Whether one can tether
Apple currently supports Bluetooth and USB (but not WiFi) tethering to share an iPhone's 3G mobile signal with another computer in iPhone 3.x software. However, enabling the feature requires approval from the carrier.
AT&T does not allow iPhone tethering in the US, nor do some other iPhone carriers in other regions. Well over a year ago in late 2008, AT&T executive Ralph De La Vega said that iPhone tethering was coming "soon."
Apple introduced the technical capacity to tether with the iPhone 3.0 firmware in mid 2009, but AT&T failed to deliver any progress in approving an iPhone tethering plan for its subscribers throughout 2009, and has yet to even provide an update on when that will happen.

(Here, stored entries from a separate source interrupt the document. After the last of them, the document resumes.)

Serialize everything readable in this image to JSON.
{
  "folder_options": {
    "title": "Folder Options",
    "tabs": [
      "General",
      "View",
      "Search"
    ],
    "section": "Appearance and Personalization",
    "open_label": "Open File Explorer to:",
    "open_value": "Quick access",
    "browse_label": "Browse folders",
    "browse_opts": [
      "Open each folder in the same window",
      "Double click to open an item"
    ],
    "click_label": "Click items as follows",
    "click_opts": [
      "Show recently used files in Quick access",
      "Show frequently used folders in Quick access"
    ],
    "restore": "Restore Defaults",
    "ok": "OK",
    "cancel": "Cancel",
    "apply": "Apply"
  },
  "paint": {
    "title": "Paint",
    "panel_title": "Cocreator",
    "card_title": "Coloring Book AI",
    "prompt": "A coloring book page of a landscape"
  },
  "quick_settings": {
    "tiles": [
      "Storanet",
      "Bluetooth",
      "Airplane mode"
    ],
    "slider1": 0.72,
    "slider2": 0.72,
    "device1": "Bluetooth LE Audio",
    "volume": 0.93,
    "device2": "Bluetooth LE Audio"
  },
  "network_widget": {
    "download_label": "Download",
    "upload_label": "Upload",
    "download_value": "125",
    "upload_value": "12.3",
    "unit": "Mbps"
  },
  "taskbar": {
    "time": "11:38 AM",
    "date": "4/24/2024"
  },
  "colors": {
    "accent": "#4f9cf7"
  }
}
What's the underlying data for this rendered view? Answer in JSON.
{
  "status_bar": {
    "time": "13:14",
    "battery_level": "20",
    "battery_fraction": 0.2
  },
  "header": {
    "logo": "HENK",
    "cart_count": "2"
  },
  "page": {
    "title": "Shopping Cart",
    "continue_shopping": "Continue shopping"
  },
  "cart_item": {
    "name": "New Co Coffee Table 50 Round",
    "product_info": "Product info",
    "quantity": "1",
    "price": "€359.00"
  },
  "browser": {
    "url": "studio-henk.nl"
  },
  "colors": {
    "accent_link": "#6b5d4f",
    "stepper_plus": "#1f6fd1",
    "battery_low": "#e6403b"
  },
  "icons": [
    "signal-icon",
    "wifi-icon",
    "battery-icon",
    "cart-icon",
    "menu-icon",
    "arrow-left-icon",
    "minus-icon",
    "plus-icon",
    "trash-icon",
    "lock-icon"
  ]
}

Tethering the iPad to an iPhone
In order to use iPhone tethering from a Mac or PC, the computer must be able to connect to the iPhone via USB or Bluetooth, and must support a network connection over that interface.
While the iPad includes Bluetooth hardware, it is not yet known if it will support a network uplink connection over Bluetooth (known as a "Wireless iAP"). The iPhone OS does not currently enable this as a feature so it is doubtful the iPad will, particularly given Jobs flat out "no" answer to tethering. Bluetooth support in iPhone OS devices is also limited in many other respects.
Being able to access an iAP within the iPhone OS (a "reverse tether") would allow iPhone, iPod touch, and iPad users to connect to and share an iPhone or computer's Internet access via Bluetooth, rather than only over a mobile EDGE/3G network or over WiFi hotspot. That's not currently possible.
The iPhone OS also offers no support for "reverse tethering" over USB, shutting down the other avenue for connecting an iPad to an iPhone with tethering enabled. The iPhone OS also does not support acting as a gateway to share its mobile Internet access over WiFi to other computers, even though iPhone OS devices can all access any WiFi hotspot.
Apple has made no comments about the iPad's ability to tether its 3G access (allowing a computer to share the iPad's mobile access data plan), likely because it is not intended to do so. The data plan on the iPad is priced so much lower than most general purpose 3G dongle plans that it appears clear that AT&T does not expect users to be sharing it for general use from other computers.